You are looking at historical revision 44975 of this page. It may differ significantly from its current revision.

nanograd

A lightweight automatic differentiation and neural network framework for CHICKEN Scheme, featuring BLAS-accelerated operations and YASOS-based object abstractions.

Description

NanoGrad provides a complete framework for building and training neural networks with automatic differentiation. It features:

Requirements

Modules

nanograd-autograd

Core automatic differentiation engine with tensor operations.

Tensor Constructors
[procedure] (make-tensor32 data shape #!key (requires-grad? #t)) -> tensor

Creates a 32-bit floating-point tensor with automatic differentiation support.

data
f32vector containing the tensor data
shape
list of dimensions, e.g., '(2 3) for a 2x3 matrix
requires-grad?
whether to track gradients (default #t)
(define x (make-tensor32 (f32vector 1.0 2.0 3.0) '(3) requires-grad?: #t))
[procedure] (make-tensor64 data shape #!key (requires-grad? #t)) -> tensor

Creates a 64-bit floating-point tensor with automatic differentiation support.

(define x (make-tensor64 (f64vector 1.0 2.0 3.0 4.0) '(2 2)))
Tensor Predicates
[procedure] (tensor? obj) -> boolean
[procedure] (tensor32? obj) -> boolean
[procedure] (tensor64? obj) -> boolean

Type predicates for tensors.

Tensor Accessors
[procedure] (tensor-data tensor) -> vector

Returns the underlying f32vector or f64vector containing the tensor's data.

[procedure] (tensor-grad tensor) -> vector or #f

Returns the gradient vector if gradients are enabled, #f otherwise.

[procedure] (tensor-shape tensor) -> list

Returns the shape as a list of dimensions.

[procedure] (tensor-dtype tensor) -> symbol

Returns the data type: 'f32 or 'f64.

[procedure] (tensor-requires-grad? tensor) -> boolean

Returns #t if the tensor tracks gradients.

Arithmetic Operations
[procedure] (add a b) -> tensor

Element-wise addition of tensors a and b. Both tensors must have the same shape and dtype.

(define z (add x y))  ; z = x + y

Gradient: dL/da = dL/dz, dL/db = dL/dz

[procedure] (sub a b) -> tensor

Element-wise subtraction: a - b.

Gradient: dL/da = dL/dz, dL/db = -dL/dz

[procedure] (mul a b) -> tensor

Element-wise multiplication (Hadamard product).

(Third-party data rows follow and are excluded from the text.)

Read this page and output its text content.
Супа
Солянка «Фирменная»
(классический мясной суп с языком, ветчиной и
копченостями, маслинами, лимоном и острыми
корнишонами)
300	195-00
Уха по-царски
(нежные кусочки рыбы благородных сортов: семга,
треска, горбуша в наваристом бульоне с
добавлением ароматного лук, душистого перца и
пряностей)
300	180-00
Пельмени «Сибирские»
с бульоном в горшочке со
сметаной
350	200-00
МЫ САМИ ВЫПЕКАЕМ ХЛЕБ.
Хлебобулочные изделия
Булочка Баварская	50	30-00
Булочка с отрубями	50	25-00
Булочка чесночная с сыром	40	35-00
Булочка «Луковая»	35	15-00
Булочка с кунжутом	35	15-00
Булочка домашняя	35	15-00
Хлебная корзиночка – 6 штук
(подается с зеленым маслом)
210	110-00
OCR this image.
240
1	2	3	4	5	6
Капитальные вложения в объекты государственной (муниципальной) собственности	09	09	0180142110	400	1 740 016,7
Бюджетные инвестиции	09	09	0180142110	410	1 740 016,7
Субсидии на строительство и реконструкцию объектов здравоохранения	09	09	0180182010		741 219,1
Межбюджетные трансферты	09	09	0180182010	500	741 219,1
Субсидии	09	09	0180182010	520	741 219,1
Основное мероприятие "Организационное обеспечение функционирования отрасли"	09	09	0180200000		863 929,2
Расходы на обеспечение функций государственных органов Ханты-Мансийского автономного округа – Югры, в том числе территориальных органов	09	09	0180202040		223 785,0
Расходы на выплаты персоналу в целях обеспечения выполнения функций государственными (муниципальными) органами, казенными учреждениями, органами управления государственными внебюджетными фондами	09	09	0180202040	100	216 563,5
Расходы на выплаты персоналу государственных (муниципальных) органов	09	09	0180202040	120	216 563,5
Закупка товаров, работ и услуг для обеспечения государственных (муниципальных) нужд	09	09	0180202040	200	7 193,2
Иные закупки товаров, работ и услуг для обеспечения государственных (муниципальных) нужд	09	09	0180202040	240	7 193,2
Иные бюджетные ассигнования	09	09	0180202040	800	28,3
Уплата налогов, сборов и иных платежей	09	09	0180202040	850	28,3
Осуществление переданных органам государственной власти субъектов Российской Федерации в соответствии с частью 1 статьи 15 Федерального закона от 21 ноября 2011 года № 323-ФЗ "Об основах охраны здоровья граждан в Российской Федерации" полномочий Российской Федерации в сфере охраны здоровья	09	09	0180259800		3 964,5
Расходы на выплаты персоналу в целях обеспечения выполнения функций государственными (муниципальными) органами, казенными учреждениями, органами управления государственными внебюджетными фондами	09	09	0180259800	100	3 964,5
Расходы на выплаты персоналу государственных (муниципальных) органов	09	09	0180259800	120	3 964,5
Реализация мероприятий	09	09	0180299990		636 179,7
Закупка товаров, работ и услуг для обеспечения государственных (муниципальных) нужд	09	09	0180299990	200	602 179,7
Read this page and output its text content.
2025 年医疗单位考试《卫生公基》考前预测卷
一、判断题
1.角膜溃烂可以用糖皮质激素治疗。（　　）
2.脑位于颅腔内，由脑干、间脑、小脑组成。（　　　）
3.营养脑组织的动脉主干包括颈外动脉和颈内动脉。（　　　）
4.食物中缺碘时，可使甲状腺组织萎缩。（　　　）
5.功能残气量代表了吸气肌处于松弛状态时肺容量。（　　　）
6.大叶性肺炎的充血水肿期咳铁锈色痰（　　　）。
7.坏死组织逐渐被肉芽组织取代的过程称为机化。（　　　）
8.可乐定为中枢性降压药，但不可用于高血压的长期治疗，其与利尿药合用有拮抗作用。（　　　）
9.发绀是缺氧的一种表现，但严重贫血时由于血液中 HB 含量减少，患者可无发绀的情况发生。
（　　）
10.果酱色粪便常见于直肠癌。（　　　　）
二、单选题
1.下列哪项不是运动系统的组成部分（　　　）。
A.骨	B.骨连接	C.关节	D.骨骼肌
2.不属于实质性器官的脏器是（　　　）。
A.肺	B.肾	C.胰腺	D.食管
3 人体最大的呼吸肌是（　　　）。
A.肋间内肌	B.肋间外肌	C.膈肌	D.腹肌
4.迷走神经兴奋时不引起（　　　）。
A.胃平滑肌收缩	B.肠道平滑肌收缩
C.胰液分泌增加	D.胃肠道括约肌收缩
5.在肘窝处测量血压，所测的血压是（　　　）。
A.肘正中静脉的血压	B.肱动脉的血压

Gradient: dL/da = dL/dz ⊙ b, dL/db = dL/dz ⊙ a

[procedure] (div a b) -> tensor

Element-wise division: a / b.

Gradient: dL/da = dL/dz / b, dL/db = -dL/dz \dot (a / b²)

[procedure] (safe-div a b #!key (epsilon 1e-8)) -> tensor

Safe element-wise division: a / (b + epsilon) to avoid division by zero.

Linear Algebra Operations
[procedure] (matmul-op a b) -> tensor

Matrix multiplication using BLAS GEMM/GEMV operations. Supports:

(define A (make-tensor32 (f32vector 1.0 2.0 3.0 4.0) '(2 2)))
(define b (make-tensor32 (f32vector 5.0 6.0) '(2)))
(define c (matmul-op A b))  ; 2×2 matrix times 2×1 vector = 2×1 vector

Gradient: dL/dA = dL/dC \dot B^T, dL/dB = A^T \dot dL/dC

[procedure] (dot-op a b) -> tensor

Dot product (inner product) of two 1D vectors using BLAS DOT.

(define result (dot-op x y))  ; scalar result

Gradient: dL/da = (d L/d result) \dot b, dL/db = (d L/d result) \dot a

[procedure] (scale-op tensor scalar) -> tensor

Scalar multiplication using BLAS SCAL.

Gradient: dL/dtensor = scalar \dot dL/dresult

Activation Functions
[procedure] (relu tensor) -> tensor

Rectified Linear Unit: max(0, x).

Gradient: 1 if x > 0, else 0

[procedure] (tanh-op tensor) -> tensor

Hyperbolic tangent activation.

Gradient: 1 - tanh^2(x)

[procedure] (sigmoid tensor) -> tensor

Sigmoid (logistic) activation: sigm(x) = 1 / (1 + e^(-x)).

Gradient: sigm(x) \dot (1 - sigm(x))

[procedure] (sigmoid-stable tensor) -> tensor

Numerically stable sigmoid implementation for large negative values.

[procedure] (softmax x #!key (dim #f)) -> tensor

Softmax normalization with numerical stability (subtracts max before exp).

(define probs (softmax logits))  ; Converts logits to probabilities
[procedure] (log-softmax x #!key (dim #f)) -> tensor

Log-softmax: more numerically stable than log(softmax(x)).

[procedure] (leaky-relu tensor #!key (alpha 0.01)) -> tensor

Leaky ReLU: max(alpha * x, x).

[procedure] (softplus tensor #!key (beta 1.0)) -> tensor

Softplus activation: log(1 + e^(beta * x)) / beta.

Loss Functions
[procedure] (mse-loss pred target) -> tensor

Mean Squared Error loss: L = (1/n) \sum(pred - target)^{2}.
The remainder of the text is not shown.